Beastly Economics

The President seems to be wanting to talk about the conservative economic record at the moment. So this might be a fun time to remember what yesterday told us about two recurring, contradictory and economically rather silly tax nostrums trotted out by Republicans. These are the laffer curve and the starve-the-beast hypothesis, supported by Art Laffer and Milton Friedman respectively. The first turns up from time-to-time in the President's speeches as a justification for tax cuts. It argues that, up to a certain point, tax cuts cause higher tax takes because of changed incentives. The second, confusingly, means almost completely the opposite. It argues that tax cuts lower government revenue (and hence spending), starving the beast in question.) Which is right? Turns out - drumroll - it's neither.

A splendid post at the scarcely Keynsian Wall St Journal picks up new figures put out yesterday by the Administration explaining why the tax cuts don't pay for themselves:

"The congressional Joint Committee on Taxation, using conventional analyses, says making the president’s tax cuts permanent would reduce federal revenues in 2016 by $314 billion. That is more than 10 times what the Treasury analysis suggests tax cuts would generate."

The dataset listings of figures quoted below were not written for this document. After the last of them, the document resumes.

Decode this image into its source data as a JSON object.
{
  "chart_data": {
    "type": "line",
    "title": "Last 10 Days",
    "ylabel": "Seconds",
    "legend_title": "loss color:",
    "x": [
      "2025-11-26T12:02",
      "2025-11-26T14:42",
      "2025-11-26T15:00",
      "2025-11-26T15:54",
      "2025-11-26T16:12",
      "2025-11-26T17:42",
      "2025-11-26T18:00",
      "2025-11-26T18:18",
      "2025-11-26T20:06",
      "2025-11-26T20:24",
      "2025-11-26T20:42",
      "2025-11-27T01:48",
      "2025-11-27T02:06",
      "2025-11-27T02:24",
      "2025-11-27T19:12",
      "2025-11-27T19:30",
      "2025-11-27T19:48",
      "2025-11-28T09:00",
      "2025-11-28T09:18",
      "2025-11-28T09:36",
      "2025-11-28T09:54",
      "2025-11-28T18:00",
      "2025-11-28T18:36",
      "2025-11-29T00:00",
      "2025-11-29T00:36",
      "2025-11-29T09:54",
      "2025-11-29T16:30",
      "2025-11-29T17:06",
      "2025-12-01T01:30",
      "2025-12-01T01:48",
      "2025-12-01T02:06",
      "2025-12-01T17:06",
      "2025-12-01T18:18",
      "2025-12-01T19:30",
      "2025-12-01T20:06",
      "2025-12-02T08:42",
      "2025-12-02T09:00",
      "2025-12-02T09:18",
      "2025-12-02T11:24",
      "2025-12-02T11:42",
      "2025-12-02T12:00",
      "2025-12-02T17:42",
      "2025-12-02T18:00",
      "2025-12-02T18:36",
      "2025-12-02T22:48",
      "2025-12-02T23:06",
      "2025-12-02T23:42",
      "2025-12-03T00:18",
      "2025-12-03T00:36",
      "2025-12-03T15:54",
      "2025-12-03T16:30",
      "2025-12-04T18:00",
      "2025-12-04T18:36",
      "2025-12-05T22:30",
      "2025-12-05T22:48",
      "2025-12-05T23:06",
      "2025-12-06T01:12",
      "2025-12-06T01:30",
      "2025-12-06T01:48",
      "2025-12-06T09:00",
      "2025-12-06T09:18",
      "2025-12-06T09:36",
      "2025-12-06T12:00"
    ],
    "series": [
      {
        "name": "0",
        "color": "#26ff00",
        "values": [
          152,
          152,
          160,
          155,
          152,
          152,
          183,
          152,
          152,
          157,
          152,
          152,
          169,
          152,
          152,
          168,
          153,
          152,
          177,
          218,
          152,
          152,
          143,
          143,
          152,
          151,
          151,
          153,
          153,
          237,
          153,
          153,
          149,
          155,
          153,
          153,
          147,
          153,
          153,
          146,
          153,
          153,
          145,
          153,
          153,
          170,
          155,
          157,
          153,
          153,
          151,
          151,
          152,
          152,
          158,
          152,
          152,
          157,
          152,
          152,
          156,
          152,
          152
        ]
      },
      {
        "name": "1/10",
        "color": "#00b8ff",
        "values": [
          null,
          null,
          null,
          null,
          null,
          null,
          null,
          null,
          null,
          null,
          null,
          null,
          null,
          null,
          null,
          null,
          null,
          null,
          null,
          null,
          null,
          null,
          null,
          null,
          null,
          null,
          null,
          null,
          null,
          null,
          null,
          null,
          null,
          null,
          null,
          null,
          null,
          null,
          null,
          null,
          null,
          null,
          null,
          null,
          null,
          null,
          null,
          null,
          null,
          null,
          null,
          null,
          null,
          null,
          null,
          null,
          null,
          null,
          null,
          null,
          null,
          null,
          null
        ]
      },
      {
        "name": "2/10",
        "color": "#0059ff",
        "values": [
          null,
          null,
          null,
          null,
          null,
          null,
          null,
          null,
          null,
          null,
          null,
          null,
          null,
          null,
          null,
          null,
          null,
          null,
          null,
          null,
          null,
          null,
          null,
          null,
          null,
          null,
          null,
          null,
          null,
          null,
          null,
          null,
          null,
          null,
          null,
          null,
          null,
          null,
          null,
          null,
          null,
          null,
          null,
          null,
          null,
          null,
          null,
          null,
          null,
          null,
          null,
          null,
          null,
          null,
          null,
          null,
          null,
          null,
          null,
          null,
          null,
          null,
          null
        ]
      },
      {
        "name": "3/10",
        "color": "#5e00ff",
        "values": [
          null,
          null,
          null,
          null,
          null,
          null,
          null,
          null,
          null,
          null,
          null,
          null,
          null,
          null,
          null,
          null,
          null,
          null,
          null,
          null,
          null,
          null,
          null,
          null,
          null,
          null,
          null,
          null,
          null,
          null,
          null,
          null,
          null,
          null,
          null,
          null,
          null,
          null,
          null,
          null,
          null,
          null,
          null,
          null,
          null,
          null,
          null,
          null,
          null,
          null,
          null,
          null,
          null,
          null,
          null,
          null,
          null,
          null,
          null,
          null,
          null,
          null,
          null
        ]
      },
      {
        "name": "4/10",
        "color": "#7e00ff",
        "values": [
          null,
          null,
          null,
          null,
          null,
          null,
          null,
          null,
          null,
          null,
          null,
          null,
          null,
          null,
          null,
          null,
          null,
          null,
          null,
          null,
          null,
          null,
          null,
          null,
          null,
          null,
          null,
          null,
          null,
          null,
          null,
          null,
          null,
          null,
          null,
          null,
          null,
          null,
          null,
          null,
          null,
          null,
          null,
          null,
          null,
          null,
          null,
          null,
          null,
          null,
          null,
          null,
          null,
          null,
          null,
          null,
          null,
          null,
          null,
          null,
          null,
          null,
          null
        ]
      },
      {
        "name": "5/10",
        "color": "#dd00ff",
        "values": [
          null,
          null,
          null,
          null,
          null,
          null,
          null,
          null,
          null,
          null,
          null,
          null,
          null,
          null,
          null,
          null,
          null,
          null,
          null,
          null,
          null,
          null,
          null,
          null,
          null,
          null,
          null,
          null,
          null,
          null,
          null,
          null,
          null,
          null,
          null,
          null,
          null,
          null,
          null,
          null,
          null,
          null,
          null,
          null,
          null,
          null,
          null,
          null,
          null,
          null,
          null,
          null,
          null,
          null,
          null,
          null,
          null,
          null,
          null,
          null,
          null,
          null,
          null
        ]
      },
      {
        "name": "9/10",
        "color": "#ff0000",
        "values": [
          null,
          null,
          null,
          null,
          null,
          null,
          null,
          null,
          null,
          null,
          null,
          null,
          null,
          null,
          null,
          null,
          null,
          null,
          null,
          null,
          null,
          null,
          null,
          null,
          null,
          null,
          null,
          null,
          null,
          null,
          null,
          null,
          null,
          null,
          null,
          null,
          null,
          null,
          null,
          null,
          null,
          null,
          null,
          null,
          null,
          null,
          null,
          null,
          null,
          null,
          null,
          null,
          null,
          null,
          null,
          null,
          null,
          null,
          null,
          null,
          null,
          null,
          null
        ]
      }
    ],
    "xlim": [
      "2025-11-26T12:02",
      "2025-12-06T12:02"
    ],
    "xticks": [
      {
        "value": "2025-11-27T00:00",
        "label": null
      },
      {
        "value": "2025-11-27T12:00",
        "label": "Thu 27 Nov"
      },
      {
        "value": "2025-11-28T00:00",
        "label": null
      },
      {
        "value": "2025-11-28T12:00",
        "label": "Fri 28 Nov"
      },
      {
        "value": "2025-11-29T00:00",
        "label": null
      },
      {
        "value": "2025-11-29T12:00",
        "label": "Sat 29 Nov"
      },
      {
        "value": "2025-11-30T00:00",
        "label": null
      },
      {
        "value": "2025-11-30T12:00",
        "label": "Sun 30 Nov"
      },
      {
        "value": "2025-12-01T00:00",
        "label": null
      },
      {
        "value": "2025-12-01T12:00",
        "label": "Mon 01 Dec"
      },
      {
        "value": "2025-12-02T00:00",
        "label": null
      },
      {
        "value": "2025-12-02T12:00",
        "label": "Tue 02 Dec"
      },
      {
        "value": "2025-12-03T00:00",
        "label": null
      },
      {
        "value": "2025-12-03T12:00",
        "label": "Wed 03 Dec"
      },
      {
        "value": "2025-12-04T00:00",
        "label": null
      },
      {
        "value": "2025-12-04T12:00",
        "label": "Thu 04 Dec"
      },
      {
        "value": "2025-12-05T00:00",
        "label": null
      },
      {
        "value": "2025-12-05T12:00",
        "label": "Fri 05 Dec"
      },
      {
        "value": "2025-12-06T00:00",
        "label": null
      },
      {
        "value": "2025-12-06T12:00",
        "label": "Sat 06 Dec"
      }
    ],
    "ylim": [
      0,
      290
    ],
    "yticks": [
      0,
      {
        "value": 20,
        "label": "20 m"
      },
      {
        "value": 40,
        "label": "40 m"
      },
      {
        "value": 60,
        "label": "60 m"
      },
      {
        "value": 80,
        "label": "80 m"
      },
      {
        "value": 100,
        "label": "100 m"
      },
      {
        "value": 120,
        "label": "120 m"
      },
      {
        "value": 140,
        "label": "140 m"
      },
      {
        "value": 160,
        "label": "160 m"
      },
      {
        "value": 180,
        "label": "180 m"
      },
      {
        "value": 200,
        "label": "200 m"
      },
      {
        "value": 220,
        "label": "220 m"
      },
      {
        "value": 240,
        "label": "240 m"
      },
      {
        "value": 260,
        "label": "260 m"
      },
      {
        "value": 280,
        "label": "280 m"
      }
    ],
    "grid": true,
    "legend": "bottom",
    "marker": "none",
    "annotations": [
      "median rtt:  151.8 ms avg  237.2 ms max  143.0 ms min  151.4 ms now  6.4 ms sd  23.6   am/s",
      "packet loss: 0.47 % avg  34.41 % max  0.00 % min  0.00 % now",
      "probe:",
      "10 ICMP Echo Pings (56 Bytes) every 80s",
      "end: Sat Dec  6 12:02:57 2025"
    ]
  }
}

(There is more on this at Brad De Long's ever excellent blog too, where he also agrees with Rob's post below on previously high deficit estimates.) And what of the beast? Yesterday's events shed less light on that, beyond the President's admission that little had been done on his watch to curb entitlement spending. Its common knowledge that spending has increased mightily under what the Economist calls his "Big Government Conservatism." But beasts aside, sensible economic theory isn't much surprised by this. Americans are at present getting roughly the same ammount of Government for less money. It makes perfect sense for them to then want more of it, because they don't have to pay as much for it in taxes. The rub, of course, is that future generations do, through the now 4th largest ever deficit. I'm afraid I can't find a WSJ article to back me up on this, so the CATO Institute will have to do instead. So there you have it. Taxes go down, so do revenues. Taxes go down, government spending does not fall, but deficits get bigger. Come in Mr Laffer, and Mr Friedman. Your time is up.